On Friday, Tory apologized for his actions and said he would leave the role he was just recently re-elected into; however he has yet to submit a letter of resignation, indicating plans to stay on to see his 2023 municipal budget passed. The fiscal plan was being debated by council on Wednesday.

Freeland also strongly denied a City News report citing an unnamed source who claimed that she was among the political figures who had reached out to Tory to encourage him not to resign.

"Let me be absolutely clear and categorical: The story that was published yesterday is wholly untrue and not accurate," Freeland told reporters on her way into a Liberal caucus meeting on Parliament Hill Wednesday morning. "When I have something to say about my position, I have no problem saying it clearly myself."

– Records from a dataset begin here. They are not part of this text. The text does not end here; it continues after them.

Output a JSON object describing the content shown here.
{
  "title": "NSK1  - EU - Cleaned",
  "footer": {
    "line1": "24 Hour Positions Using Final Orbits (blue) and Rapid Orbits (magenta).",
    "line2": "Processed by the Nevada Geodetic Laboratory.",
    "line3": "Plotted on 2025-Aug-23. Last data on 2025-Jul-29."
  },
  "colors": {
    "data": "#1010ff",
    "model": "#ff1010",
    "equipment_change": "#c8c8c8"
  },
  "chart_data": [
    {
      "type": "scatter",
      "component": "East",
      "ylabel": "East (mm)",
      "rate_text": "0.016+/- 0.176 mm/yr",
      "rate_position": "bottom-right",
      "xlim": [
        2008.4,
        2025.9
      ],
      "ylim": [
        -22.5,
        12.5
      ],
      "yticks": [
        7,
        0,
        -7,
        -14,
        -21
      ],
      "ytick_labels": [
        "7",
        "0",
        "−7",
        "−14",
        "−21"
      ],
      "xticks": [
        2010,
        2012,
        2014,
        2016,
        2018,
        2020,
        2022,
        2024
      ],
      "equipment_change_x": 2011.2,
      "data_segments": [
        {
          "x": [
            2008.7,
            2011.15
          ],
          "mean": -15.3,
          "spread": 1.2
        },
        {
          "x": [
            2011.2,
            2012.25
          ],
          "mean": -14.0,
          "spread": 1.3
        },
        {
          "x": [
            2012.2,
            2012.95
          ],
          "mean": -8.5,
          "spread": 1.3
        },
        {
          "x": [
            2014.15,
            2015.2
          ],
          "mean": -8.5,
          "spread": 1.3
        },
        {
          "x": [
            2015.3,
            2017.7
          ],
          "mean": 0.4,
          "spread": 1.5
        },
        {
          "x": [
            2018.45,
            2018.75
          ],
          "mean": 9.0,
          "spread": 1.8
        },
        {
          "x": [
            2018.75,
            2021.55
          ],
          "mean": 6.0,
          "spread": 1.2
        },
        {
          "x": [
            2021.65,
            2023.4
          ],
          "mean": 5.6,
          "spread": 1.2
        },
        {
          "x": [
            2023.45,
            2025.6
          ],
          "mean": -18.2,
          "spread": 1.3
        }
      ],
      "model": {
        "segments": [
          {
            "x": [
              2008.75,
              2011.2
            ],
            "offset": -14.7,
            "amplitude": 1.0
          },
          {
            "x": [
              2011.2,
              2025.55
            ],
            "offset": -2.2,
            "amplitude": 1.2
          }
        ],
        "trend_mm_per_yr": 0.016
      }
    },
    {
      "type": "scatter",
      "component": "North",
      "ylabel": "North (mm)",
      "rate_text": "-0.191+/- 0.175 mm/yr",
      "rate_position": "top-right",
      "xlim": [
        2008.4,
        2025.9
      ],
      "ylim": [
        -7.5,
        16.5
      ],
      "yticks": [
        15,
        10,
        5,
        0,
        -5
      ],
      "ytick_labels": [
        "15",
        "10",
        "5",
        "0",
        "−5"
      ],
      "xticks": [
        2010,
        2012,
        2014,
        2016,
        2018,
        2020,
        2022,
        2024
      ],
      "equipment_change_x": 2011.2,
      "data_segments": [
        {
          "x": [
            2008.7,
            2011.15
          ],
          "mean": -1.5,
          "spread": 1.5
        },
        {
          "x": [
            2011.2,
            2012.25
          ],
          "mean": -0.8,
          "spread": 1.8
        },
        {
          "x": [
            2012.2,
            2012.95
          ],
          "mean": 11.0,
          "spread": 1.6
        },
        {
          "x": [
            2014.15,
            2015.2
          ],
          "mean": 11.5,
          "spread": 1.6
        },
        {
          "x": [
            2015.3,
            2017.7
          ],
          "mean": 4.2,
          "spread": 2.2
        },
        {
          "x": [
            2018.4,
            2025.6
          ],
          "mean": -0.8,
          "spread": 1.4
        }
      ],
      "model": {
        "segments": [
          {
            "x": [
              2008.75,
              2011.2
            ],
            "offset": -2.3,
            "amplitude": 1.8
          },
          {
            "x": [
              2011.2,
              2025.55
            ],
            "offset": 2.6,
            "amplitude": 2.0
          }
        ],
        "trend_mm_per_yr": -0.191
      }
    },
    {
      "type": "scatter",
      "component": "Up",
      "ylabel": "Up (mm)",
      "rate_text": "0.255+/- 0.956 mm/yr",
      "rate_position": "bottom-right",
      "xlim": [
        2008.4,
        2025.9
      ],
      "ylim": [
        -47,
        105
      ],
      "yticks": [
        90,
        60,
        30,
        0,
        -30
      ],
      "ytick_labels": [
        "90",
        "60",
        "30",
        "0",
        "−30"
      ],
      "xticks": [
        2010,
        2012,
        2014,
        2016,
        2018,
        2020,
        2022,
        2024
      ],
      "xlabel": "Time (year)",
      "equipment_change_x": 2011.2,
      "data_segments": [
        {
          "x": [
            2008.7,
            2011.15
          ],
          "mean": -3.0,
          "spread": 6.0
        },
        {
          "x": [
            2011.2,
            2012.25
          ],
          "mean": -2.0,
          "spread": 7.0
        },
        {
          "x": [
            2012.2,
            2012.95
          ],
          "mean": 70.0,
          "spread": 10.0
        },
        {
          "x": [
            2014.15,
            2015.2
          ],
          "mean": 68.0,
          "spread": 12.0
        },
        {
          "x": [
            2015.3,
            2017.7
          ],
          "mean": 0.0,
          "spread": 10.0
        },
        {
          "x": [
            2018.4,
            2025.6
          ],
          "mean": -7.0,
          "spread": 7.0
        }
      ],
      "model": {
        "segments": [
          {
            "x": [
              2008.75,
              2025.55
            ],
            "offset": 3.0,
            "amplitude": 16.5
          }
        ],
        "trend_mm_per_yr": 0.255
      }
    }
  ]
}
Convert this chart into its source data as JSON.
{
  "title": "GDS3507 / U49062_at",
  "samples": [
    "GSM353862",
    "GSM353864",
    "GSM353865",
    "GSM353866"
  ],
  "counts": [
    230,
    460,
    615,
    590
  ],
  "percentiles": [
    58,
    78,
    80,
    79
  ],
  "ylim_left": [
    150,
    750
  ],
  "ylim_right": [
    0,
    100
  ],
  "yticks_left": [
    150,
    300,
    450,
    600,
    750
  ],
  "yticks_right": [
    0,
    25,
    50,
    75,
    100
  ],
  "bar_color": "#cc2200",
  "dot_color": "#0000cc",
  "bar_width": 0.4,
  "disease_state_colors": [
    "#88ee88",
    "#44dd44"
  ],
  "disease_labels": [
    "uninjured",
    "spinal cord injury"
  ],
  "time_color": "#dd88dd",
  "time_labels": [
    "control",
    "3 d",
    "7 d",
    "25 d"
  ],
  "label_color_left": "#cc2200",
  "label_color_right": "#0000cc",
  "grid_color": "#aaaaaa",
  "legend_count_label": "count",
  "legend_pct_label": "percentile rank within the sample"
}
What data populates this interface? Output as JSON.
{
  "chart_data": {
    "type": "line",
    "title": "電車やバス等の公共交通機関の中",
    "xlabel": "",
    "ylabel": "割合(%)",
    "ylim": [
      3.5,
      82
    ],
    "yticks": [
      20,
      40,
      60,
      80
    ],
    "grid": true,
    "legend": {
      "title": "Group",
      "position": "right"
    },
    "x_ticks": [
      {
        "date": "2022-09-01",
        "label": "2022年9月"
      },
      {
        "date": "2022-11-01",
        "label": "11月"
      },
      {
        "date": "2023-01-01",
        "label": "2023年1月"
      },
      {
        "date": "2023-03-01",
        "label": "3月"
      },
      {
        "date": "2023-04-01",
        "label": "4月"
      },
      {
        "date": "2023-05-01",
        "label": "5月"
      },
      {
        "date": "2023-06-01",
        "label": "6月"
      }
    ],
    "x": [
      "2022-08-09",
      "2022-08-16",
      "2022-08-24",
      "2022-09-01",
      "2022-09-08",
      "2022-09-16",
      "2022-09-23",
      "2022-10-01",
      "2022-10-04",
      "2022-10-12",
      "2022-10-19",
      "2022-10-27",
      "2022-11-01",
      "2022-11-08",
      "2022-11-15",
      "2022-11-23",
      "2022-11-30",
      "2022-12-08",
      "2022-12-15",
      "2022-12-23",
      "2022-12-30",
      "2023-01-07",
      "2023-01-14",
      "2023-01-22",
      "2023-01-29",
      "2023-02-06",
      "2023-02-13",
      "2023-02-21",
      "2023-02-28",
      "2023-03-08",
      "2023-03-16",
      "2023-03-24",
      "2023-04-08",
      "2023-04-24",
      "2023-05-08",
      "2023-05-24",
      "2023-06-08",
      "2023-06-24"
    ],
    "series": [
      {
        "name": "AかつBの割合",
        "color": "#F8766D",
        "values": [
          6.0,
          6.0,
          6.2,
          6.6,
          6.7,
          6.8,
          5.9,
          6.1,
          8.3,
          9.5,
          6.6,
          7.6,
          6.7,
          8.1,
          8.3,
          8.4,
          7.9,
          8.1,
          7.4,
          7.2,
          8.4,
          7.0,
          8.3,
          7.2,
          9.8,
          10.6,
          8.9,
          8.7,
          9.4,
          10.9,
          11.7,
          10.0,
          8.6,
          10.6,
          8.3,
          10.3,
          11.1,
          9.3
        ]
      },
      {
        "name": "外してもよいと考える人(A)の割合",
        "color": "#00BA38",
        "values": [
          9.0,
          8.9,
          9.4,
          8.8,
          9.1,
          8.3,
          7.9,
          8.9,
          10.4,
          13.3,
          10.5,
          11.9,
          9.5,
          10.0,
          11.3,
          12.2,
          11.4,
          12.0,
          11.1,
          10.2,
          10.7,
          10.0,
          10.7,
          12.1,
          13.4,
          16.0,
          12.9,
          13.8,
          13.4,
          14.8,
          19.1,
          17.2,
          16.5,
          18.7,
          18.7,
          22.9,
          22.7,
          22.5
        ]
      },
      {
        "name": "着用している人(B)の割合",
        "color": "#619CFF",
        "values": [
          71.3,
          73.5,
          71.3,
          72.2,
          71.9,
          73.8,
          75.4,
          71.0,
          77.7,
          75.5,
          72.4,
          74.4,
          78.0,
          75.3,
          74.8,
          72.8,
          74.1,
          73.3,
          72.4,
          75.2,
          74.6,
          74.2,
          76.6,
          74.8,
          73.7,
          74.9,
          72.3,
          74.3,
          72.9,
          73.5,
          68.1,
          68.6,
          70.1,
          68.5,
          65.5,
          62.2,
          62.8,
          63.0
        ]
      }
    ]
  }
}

Asked to weigh in on the matter, Prime Minister Justin Trudeau called Tory a "strong partner" to the federal government.

"I want to recognize John's years of service to the city of Toronto," he said. "I know Toronto is facing real challenges, and I certainly hope that the current and future leadership is able to step up."

Amid considerable speculation around who may or may not be considering throwing their hat into the ring to run Canada's largest city, a few Toronto-area cabinet ministers and MPs have chimed in to say they are not interested in the job, including Beaches-East York, Ont. MP Nathaniel Erksine-Smith, and Minister of Housing and Diversity and Inclusion Ahmed Hussen.

"I'm not organizing anything. I'm happy with my job," Hussen, who represents York South-Weston, Ont., told reporters on Tuesday evening.